Log management, analysis, processing, etc,. are all important tasks to carry out when dealing with a large set of applications, because those applications are bound to produce logs, both with useless and useful messages.
You could say that each and every application we use these days, in some way is able to produce a log file, which will alert about warnings, errors and critical messages – which should be paid attention to, immediately.
It’s not the most pleasant of tasks, to work hundreds of gigabytes of big data, trying to manipulate it using your own, hand-built tools. (which by themselves, are probably going to end up causing errors) Though, it’s known that large companies will go ahead and take the route of self-serving, rather than paying a 3rd party company to do all the work.
We’re not going to assume the position of a large company, middle-sized at most, and we will be looking at some of the most frequently used log monitoring and processing tools on the market. They’ve been around for long enough to find their place on this list, and before you pour it down for not having your favorite in the list – just scroll to the comment box and recommend it!
Loggly, cloud-based log management service that is recommended for both beginners, and experienced developers. They have a very generous 200MB/pd free plan, which will give you a glimpse of how it works, and what it can do.
It has a very user-friendly dashboard, and within hours of starting to use Loggly to monitor your logs, you’ll better understand what is going on at any given time. It’s a direct “raw to visual” type of log monitoring platform.
Papertrail is known for being very easy to implement, and offering an extensive set of features / additional tools to make log management a breeze. Another thing they’ve managed to get noticed for, the ability to scale for hundreds of servers.
I really enjoy their full-text search, which enables you to find pretty much anything, narrowed down to the very last thing, and you can also share those searches with co-workers, which really makes all the difference when it comes to effective log management.
Logentries couples powerful log analysis with ease-of-use. Designed with simplicity in mind – allows IT operations, developers and business analysts to quickly and easily gain actionable insights from log data. Trusted by customers around the world, analyzing billions of log events every day.
I think what stands out the most about Logentries is their real-time reporting system, as well as the ability to easily integrate the system with majority of your favorite tools that you already use. That includes popular frameworks like Node.js, and Ruby on Rails.
logstash is perfect for using to learn more about log events, and how to log and work with that data. It provides a web interface for concluding searches on your logs, making it very appealing choice as an open-source tool. Watch the video below.
It recently (8 months) joined forces with ElasticSearch, a popular web search server that I’ve covered in the past. Good documentation, alongside having a IRC channel where you can get answers to your questions.
Field-tested open source data analytics system used and trusted all around the world. Search your logs, create charts, send reports and be alerted when something happens. All running on the existing JVM in your datacenter.
It’s quite sophisticated for an open-source application, but not in a bad way.

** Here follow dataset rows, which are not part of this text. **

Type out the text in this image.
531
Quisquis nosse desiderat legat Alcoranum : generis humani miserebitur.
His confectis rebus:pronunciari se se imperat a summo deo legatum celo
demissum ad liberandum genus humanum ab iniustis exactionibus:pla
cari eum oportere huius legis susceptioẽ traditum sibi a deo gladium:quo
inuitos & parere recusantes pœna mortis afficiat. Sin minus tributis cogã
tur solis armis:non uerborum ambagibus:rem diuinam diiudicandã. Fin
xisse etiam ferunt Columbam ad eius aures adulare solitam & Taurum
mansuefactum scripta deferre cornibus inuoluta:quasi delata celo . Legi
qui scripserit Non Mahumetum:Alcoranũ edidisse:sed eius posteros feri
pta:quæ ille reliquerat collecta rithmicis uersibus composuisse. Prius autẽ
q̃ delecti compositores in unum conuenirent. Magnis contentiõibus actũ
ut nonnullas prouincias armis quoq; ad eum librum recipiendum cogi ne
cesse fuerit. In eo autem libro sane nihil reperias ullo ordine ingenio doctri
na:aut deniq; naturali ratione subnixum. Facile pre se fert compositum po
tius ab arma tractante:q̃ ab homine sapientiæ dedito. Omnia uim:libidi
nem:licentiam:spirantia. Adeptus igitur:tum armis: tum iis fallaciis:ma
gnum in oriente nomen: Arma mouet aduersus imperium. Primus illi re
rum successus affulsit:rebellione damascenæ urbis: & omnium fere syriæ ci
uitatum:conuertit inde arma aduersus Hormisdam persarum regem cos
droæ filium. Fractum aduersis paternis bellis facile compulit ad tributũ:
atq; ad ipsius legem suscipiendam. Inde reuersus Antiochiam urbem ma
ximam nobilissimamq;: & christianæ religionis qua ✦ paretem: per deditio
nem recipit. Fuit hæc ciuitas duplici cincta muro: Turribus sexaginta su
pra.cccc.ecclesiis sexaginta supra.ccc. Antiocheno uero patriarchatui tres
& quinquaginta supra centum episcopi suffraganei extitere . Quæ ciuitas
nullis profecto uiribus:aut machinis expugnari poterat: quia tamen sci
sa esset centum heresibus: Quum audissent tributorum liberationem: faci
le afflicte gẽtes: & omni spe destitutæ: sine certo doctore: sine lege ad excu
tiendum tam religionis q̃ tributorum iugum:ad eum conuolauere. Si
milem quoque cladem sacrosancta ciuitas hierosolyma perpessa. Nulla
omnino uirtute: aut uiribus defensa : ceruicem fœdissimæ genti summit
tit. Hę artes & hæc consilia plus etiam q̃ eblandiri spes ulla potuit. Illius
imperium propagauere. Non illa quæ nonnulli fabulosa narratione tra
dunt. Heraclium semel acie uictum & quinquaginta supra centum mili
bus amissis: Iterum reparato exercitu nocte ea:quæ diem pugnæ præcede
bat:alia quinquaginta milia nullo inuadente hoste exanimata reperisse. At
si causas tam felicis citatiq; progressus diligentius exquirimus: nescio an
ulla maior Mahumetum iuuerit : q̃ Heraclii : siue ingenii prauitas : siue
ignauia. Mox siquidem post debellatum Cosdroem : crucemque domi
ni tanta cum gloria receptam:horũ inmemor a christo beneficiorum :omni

Graylog2 is perfect for both small and medium-sized companies to use – it helps to manage large incoming data without any strain on the end user.
Fluentd is an open source log collector/data stream processor used in production at hundreds of companies including Nintendo, Slideshare and LINE. Fluentd makes it easy to collect and store data from many places and helps developers analyze and monitor their log data. In this talk, Sada, co-founder of Treasure Data, goes over the basics of Fluentd and a couple of real-world use cases.
It’s built on top of Ruby, in just a couple of thousands lines of code – and mostly depends on the plugin ecosystem it has, which allows you to integrate well over 200+ Ruby gems in your logging application. Plugins that can help to better understand your logs, as well as to extend their usability / readability.
7. Apache Flume
Flumes sole purpose is to make the collection and aggregation of log data – easy, accessible and most important, reliable. It’s not a very lightweight log management tool, and is best understood after reading the official blog post on how the architecture is structured.
I’ve only learned that it’s quite popular among the real-time data scientists, so that might be a good lead to follow.
8. Apache Kafka
It’s not directly known as a log management application, but it does a great job at aggregating data that’s arriving trough multiple sources to the Kafka ecosystem. Kafka is well-known for being able to publish thousands upon thousands of messages and requests per second, a lot more than what other tools on the market might be able to do.
LinkedIn is known for being the company that built Kafka from the ground up – a feat that many dream of, considering that multiple high-level companies are now using Kafka for their systems management.
The engineers over at Facebook, have taken their time to build their own log server – and it goes by the name of Scribe. It was built to scale, and to aggregate logs from multiple servers at the same time. The Wikipedia page has more on this.
Tools for Log Management and Analysis
I’m with you on the fact that the end of the post degraded a little bit, I suppose it’s easier to say good things about standard SaaS platforms, than it is about open-source projects which are meant to be tailored to your own specific needs.